Why “Better” Isn’t the Best
Better is a go-to word for many people when trying to differentiate their product or service from the competition. It’s understandable. When we think of why a customer might choose ours over theirs, of course we think it’s just plain “better.”
It may well be that your offerings are better than the competition’s, but from a consumer’s perspective, “better” doesn’t tell me much. Better to what degree? Better how? Better than what? If you’re tempted to use the word “better,” try these three approaches to create more useful and precise (ahem, not “better”) descriptions.
Quantify It: Better By What Measure?
When you want to attract people’s attention, specificity is crucial. Instead of saying that your product is better, provide data that shows how it’s better. Do you make better fruit juice or do you make 100 percent fruit juice with no preservatives? Do you build clients better websites, or do you build clients websites that attract up to 200,000 page views per month?
But be careful what you claim. Today’s consumers are skeptical—and rightly so. From miracle weight loss pills to vapid self-help books, businesses routinely make assertions they can’t support. Potential customers will see you as a fair dealer if you provide them with specific, objective information about your products or services.
Qualify It: Better In What Way?
What’s more compelling: “The Better Paper Towel,” or Bounty’s “The Thicker, Quicker Picker-Upper”? Clearly consumers will agree that thicker and quicker are admirable features in a paper towel (and it doesn’t hurt that they rhyme.) This catchy phrase immediately helps people grasp how the product benefits them.
Look at Little Caesar’s “$5 Hot-n-Ready”. .” The average person knows that Little Caesar’s pizza isn’t exactly New York City quality. But that’s not why you choose Little Caesar’s—the benefits are that it’s cheap and fast.

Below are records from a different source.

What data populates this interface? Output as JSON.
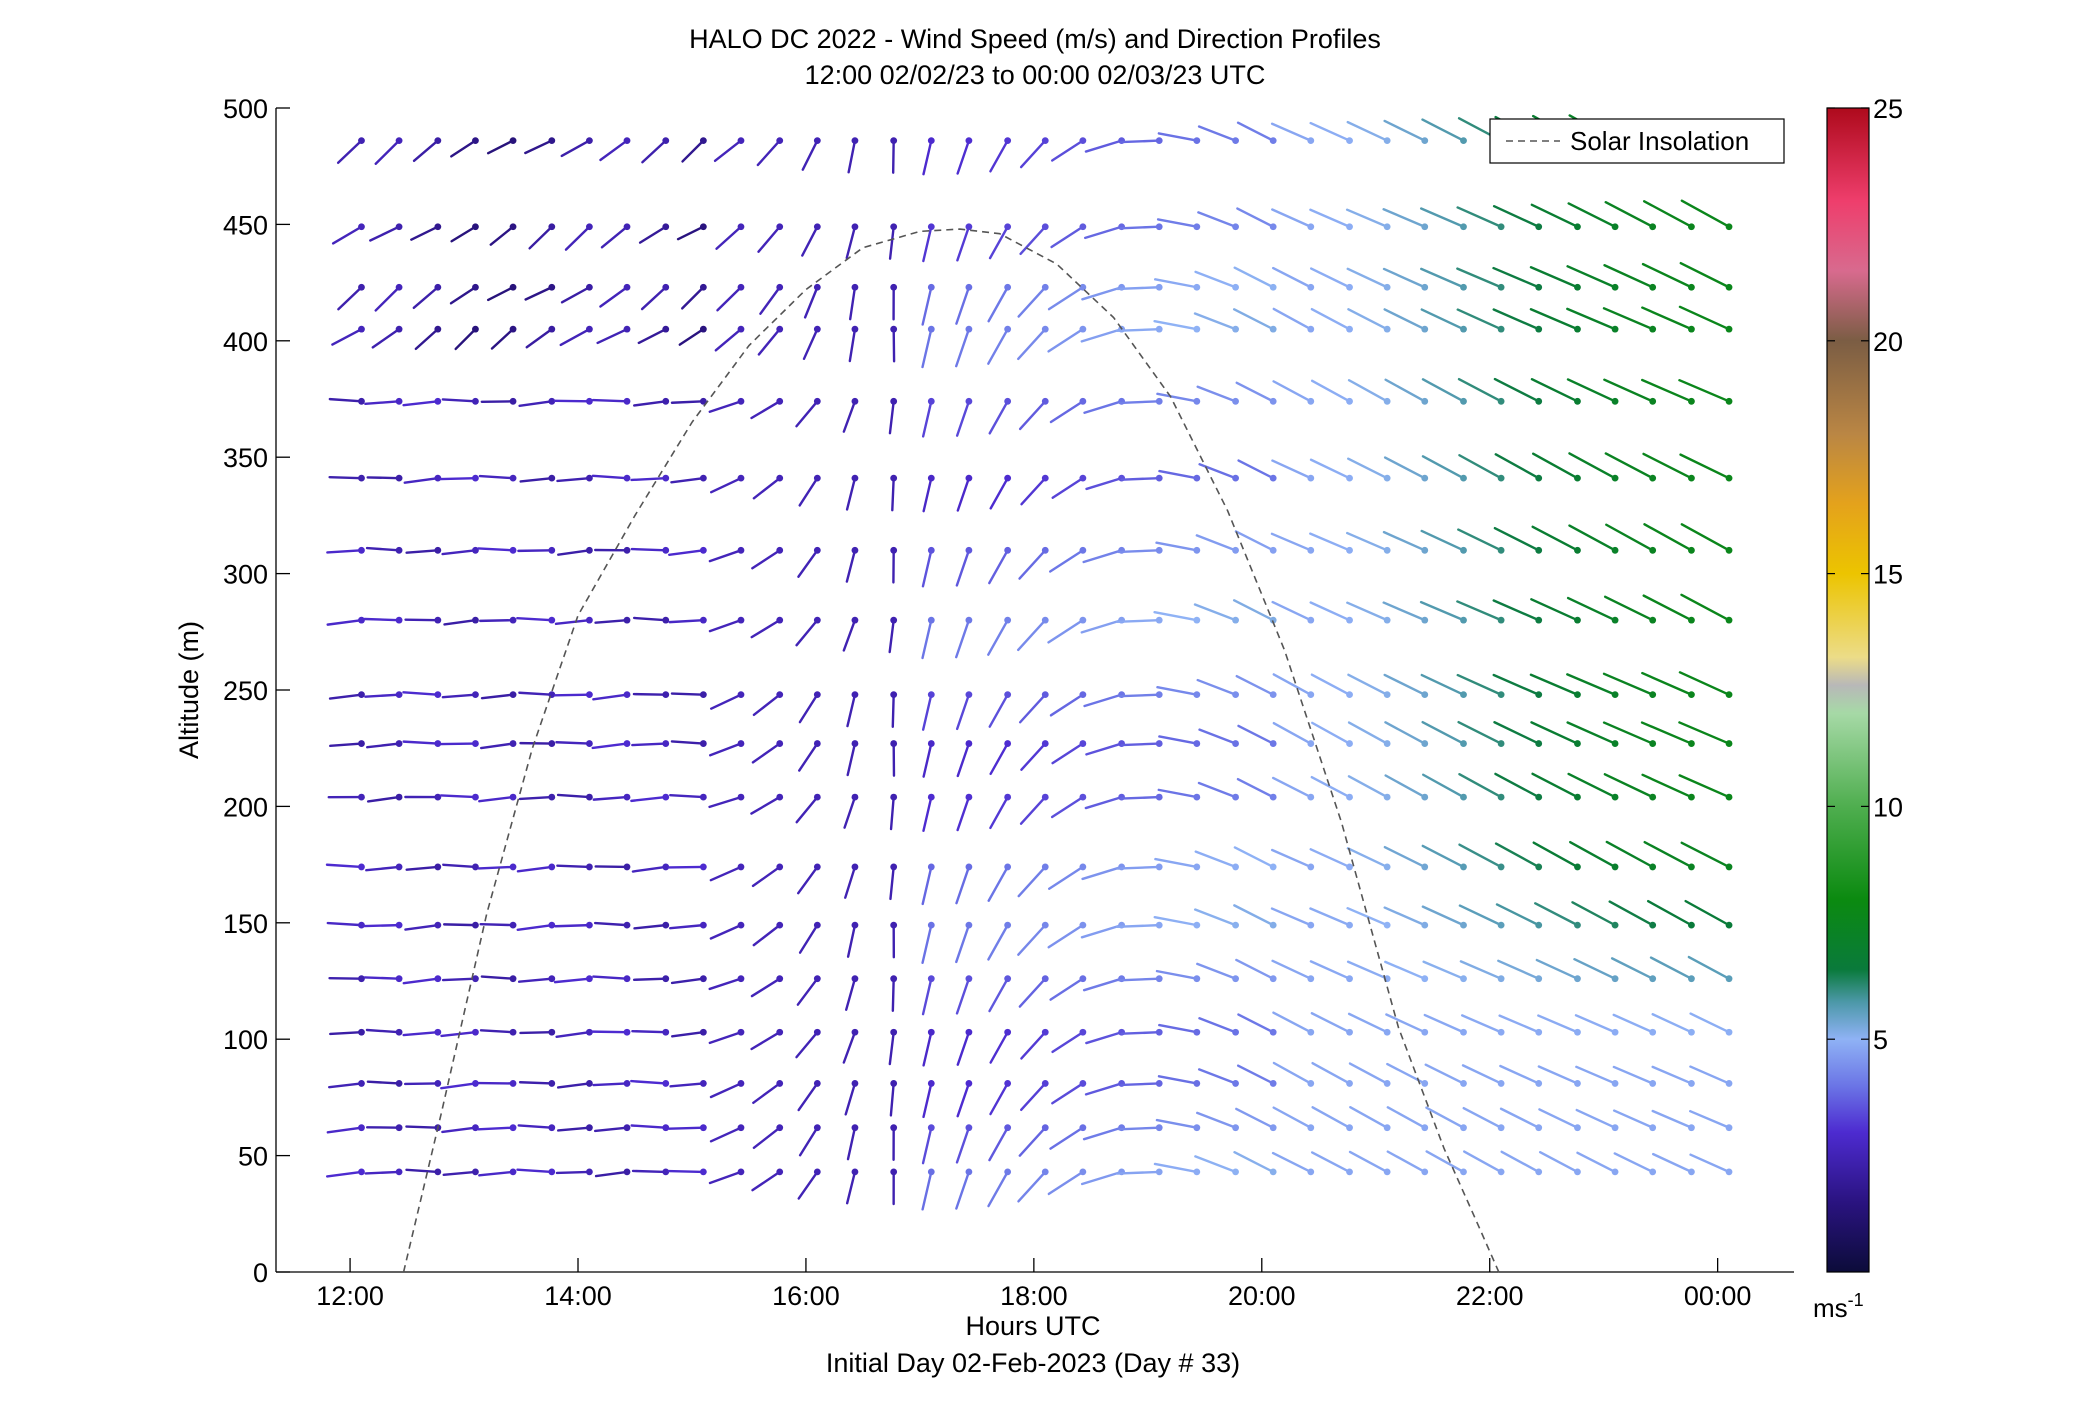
{
  "chart_data": {
    "type": "wind-barb-profile",
    "title": "HALO DC 2022 - Wind Speed (m/s) and Direction Profiles",
    "subtitle": "12:00 02/02/23 to 00:00 02/03/23  UTC",
    "xlabel": "Hours UTC",
    "xlabel2": "Initial Day 02-Feb-2023 (Day # 33)",
    "ylabel": "Altitude (m)",
    "xlim_hours": [
      11.35,
      24.67
    ],
    "ylim": [
      0,
      500
    ],
    "x_ticks": [
      {
        "hour": 12,
        "label": "12:00"
      },
      {
        "hour": 14,
        "label": "14:00"
      },
      {
        "hour": 16,
        "label": "16:00"
      },
      {
        "hour": 18,
        "label": "18:00"
      },
      {
        "hour": 20,
        "label": "20:00"
      },
      {
        "hour": 22,
        "label": "22:00"
      },
      {
        "hour": 24,
        "label": "00:00"
      }
    ],
    "y_ticks": [
      0,
      50,
      100,
      150,
      200,
      250,
      300,
      350,
      400,
      450,
      500
    ],
    "legend": {
      "label": "Solar Insolation",
      "position": "top-right",
      "style": "dashed",
      "color": "#555555"
    },
    "colorbar": {
      "min": 0,
      "max": 25,
      "ticks": [
        5,
        10,
        15,
        20,
        25
      ],
      "unit_label": "ms",
      "unit_exponent": "-1",
      "colors": [
        {
          "v": 0,
          "c": "#0c0c3a"
        },
        {
          "v": 1.5,
          "c": "#2a1380"
        },
        {
          "v": 3,
          "c": "#4d2bd0"
        },
        {
          "v": 4,
          "c": "#6b75e6"
        },
        {
          "v": 5,
          "c": "#8fb2f5"
        },
        {
          "v": 5.8,
          "c": "#4c98a8"
        },
        {
          "v": 6.5,
          "c": "#0a7a3b"
        },
        {
          "v": 8,
          "c": "#0b8a10"
        },
        {
          "v": 10,
          "c": "#4fae4f"
        },
        {
          "v": 12,
          "c": "#a6d9a6"
        },
        {
          "v": 12.6,
          "c": "#b8b8b8"
        },
        {
          "v": 13.2,
          "c": "#ecdc88"
        },
        {
          "v": 15,
          "c": "#ecc400"
        },
        {
          "v": 16.5,
          "c": "#e4a21c"
        },
        {
          "v": 18,
          "c": "#ba8644"
        },
        {
          "v": 20,
          "c": "#7b5d44"
        },
        {
          "v": 21.5,
          "c": "#d86a8e"
        },
        {
          "v": 23,
          "c": "#ee3e6c"
        },
        {
          "v": 25,
          "c": "#ae0a1c"
        }
      ]
    },
    "solar_insolation": {
      "type": "line",
      "x_hours": [
        12.47,
        12.8,
        13.2,
        13.6,
        14.0,
        14.5,
        15.0,
        15.5,
        16.0,
        16.5,
        17.0,
        17.35,
        17.7,
        18.2,
        18.7,
        19.2,
        19.7,
        20.2,
        20.7,
        21.2,
        21.6,
        21.9,
        22.08
      ],
      "y": [
        0,
        68,
        154,
        225,
        282,
        325,
        365,
        398,
        422,
        440,
        447,
        448,
        446,
        433,
        410,
        376,
        327,
        267,
        193,
        105,
        53,
        20,
        0
      ]
    },
    "wind_profiles": {
      "altitudes_m": [
        43,
        62,
        81,
        103,
        126,
        149,
        174,
        204,
        227,
        248,
        280,
        310,
        341,
        374,
        405,
        423,
        449,
        486
      ],
      "times_hours": [
        12.1,
        12.43,
        12.77,
        13.1,
        13.43,
        13.77,
        14.1,
        14.43,
        14.77,
        15.1,
        15.43,
        15.77,
        16.1,
        16.43,
        16.77,
        17.1,
        17.43,
        17.77,
        18.1,
        18.43,
        18.77,
        19.1,
        19.43,
        19.77,
        20.1,
        20.43,
        20.77,
        21.1,
        21.43,
        21.77,
        22.1,
        22.43,
        22.77,
        23.1,
        23.43,
        23.77,
        24.1
      ],
      "notes": "speed in m/s, direction in degrees from which wind blows; values estimated from barb color and length"
    }
  }
}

Don’t leave people wondering what the benefits of your product are. Show them what makes your product worth their time and money.
Compare It: Better than What Else?
From Yelp to Trip Advisor to Amazon, people are continually comparing products and services to make more educated decisions. Why not do the work for them?
If there are two otherwise similar hotels on the same street, but one of them is $10 less per night and has an indoor swimming pool, the choice is clear. Always specify how you’re superior to the competition. Make the consumer’s choice obvious.
Consider the example of colleges and universities. A small, liberal- arts college is competing to attract the same students as a Big Ten university. But the small school’s marketing is going to highlight different benefits—that they have more favorable student-to-teacher ratios or that they offer a better sense of community—whereas the big school might emphasize the variety of courses available or the diversity of its student body.
Now that you have some tactics to help you stand out from the competition, it’s time to make your marketing messages more specific, useful and, well, better!